Tinto: Andrea, yesterday evening you chose a wine and the night before another wine. For tonight’s pairing, we remind our listeners of Simone Salvini’s hummus.

Andrea: So, what do have in the dish? We have beans, we have celery root, so fundamentally softness and sweetness. We need to contrast them, because for savory food-wine pairing of we almost always use contrasts, and therefore we look for the edges, and we find them in a varietal that is very typical of Val Borbera, where Fede is, which is Timorasso. Timorasso dei Colli Tortone…Colli Tortone…

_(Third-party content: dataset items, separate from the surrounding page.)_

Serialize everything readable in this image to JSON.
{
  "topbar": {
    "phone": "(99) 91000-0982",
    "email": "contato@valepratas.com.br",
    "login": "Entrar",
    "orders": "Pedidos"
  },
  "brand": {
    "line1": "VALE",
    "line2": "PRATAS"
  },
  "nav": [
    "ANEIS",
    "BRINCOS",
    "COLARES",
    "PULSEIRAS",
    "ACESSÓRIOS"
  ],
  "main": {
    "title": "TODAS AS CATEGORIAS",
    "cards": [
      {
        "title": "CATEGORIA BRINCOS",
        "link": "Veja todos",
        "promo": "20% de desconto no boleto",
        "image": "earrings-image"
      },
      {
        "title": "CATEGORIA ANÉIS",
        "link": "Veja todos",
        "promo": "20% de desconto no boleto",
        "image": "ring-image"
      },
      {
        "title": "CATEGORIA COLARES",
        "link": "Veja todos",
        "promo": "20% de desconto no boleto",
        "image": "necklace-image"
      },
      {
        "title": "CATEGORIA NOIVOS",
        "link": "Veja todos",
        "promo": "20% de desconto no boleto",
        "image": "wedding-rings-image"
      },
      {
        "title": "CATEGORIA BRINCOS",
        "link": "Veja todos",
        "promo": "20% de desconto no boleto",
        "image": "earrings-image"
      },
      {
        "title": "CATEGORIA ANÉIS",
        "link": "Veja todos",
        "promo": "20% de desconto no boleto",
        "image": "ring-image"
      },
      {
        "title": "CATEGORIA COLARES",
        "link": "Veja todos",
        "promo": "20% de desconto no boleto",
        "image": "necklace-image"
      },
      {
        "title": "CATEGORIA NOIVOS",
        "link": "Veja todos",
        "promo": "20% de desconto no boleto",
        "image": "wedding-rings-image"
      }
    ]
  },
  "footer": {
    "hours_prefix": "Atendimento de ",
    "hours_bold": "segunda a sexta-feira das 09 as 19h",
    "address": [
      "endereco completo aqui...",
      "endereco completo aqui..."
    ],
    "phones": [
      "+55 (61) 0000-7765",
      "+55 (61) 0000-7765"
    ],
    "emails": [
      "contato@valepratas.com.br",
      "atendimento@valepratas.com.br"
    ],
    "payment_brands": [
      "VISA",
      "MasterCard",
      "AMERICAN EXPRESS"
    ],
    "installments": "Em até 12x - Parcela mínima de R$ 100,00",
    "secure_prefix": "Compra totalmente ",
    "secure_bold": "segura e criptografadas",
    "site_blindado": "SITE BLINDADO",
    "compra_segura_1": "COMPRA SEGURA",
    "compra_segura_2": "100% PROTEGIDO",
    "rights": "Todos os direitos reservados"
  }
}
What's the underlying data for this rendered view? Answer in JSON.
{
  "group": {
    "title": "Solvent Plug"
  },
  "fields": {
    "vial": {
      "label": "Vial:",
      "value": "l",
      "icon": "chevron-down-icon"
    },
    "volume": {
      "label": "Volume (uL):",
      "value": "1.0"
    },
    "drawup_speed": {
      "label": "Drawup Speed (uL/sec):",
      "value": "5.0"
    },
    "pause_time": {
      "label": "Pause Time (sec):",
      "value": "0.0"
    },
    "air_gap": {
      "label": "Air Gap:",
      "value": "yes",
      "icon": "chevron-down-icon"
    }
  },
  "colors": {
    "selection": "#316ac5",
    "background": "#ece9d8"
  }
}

Tinto: Tor-tona, tor-tona…

Andrea: I’m like: “t-t-t-t… ti ca ta tàcat i tacch…” (You that attach the heels…) that tongue twister of the fashion designers where I come from. However, it’s the beauty of this grape that has so much civility and so much savoriness, therefore it fits perfectly into that arc of flavors that integrates all the tastes which are then united in our palates. We’re at a higher altitude than the classic Colli Tortonesi, because Val Borbera is 500 meters above sea level. There are wider variations in temperature, so we have more aromas, and also this enormous biodiversity because this is a territory where, in the Napoleonic era, there were many vineyards, it was just an expanse of vineyards. Then, after World War II, unfortunately, this tradition of wine production in Val Borbera was lost. But since 2012 a winery has reestablished these vines of 50, 60, or even 70 years and restarted making wine from them. Pian del Tè is a pure Timorasso which has about 60 days of maceration on the skins, with spontaneous fermentation with the yeasts that occur naturally on the grapes. In the glass it presents a beautiful golden color with orange reflections, and the aromas recall yellow wildflowers, peaches, tobacco shops, pears.

Tinto: Horseflies?

Andrea: No, there are no horseflies, but they are fundamental to the reproduction of the vines. You also find a bit of balsamic, this elegant type of sage that matches very well with the aromas of celery root, and then also some puffs of black pepper, and a bit of sweet almonds on the finish, and the aromatic picture is complete. I told you it was a wine that spoke of its roots, because it is a young, very young wine. But these guys, which did they do? They practically change their lives. Why?

Tinto: Well done.

Andrea: We are talking about people that lived in the city and transferred to this rather isolated valley to learn how to make wine. What did they do? They asked questions. They asked the farmers which vines they used to plant in the middle of the previous century, and they were inspired. Then, obviously with all of today’s approvals and criteria, they’ve obtained this nectar that really must be tasted, and has only recently been in markets. Therefore, I recommend Pian del Tè Timorasso Val Borbera.

Tinto: You see they’ve done well, they did it like Antonella Clerici from Rome, who moved into the woods, to a house in the woods, in that part of the province of Alessandria.